Der Dimension Luft wird im Bereich des taktischen und strategischen Verwundetentransportes eine besondere Bedeutung zuteil. Sie ist die geeignetste Transportform, um eine Entlastung der Rettungskette durch den zügigen Abtransport bedeutsamer Mengen an Schwerverletzten über größere Distanzen darzustellen.

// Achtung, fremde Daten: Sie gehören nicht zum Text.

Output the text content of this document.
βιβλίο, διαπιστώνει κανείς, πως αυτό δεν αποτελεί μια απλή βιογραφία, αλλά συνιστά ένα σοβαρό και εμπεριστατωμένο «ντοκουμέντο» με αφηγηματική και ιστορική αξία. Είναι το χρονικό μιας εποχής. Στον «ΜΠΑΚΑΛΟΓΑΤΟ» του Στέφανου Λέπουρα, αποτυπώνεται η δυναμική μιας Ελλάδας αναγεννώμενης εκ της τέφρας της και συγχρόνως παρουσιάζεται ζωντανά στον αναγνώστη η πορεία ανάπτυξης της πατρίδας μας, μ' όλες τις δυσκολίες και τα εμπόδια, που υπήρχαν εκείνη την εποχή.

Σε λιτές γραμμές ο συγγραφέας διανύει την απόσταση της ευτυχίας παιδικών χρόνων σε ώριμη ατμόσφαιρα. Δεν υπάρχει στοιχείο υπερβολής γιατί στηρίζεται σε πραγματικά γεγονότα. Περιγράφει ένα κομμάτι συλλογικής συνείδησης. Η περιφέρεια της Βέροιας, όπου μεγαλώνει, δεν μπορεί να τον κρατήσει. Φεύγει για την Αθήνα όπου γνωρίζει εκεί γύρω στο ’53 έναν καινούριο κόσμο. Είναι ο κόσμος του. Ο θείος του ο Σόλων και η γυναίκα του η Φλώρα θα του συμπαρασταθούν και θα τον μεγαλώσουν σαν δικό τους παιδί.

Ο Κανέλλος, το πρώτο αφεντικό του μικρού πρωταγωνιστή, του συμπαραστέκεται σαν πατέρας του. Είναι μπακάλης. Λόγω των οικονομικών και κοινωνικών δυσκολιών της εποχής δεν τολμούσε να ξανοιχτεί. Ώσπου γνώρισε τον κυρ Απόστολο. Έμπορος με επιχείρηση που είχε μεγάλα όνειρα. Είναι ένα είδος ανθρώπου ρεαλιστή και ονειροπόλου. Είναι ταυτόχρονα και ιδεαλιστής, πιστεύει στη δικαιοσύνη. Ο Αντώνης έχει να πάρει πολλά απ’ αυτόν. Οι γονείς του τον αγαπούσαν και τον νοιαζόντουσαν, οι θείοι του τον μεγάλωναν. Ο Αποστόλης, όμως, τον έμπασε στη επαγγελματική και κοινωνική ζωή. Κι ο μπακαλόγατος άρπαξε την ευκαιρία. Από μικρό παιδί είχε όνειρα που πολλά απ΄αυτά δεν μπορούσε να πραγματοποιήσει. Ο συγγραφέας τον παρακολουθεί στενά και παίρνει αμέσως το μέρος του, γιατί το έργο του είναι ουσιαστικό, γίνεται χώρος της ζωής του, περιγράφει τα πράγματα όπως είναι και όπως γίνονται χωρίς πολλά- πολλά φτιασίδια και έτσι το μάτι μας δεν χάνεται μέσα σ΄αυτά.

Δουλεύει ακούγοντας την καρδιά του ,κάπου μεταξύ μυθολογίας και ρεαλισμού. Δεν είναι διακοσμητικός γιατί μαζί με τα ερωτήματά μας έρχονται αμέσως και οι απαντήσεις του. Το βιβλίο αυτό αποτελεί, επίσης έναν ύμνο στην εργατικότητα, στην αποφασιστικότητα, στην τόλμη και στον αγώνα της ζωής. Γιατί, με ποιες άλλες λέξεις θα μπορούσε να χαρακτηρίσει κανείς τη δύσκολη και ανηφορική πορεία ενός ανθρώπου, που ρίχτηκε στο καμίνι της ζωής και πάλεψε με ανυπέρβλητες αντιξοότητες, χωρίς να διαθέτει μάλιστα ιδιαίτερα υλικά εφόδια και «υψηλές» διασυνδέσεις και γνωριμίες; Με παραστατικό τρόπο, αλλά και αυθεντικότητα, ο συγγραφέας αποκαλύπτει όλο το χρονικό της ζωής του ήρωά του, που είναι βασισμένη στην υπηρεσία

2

Die begonnene Weiterentwicklung der AE-Rüstsätze verfolgt das Ziel, möglichst viele fliegende Plattformen variabel zum Patientenlufttransport einsetzbar zu machen. Zukunftsweisend werden hier Einsatz- und Konfigurationsmöglichkeiten eines palettenbasierten Lösungsansatzes verfolgt. Durch den Einsatz von Paletten in Flugzeugen mit Laderampe und Rollboden, wie z. B. dem A400M, werden zukünftig umläufige Einsatzflüge wechselnder Luftfahrzeuge möglich. Es wird erwartet, dass sich der Zeitbedarf zum Ein- und Ausbau der AE-Ausstattung erheblich reduziert. Zusätzlich kann durch den Einsatz unterschiedlich konfigurierter Paletten die Transportkapazität erhöht und modular an den Auftrag bzw. das Szenario angepasst werden.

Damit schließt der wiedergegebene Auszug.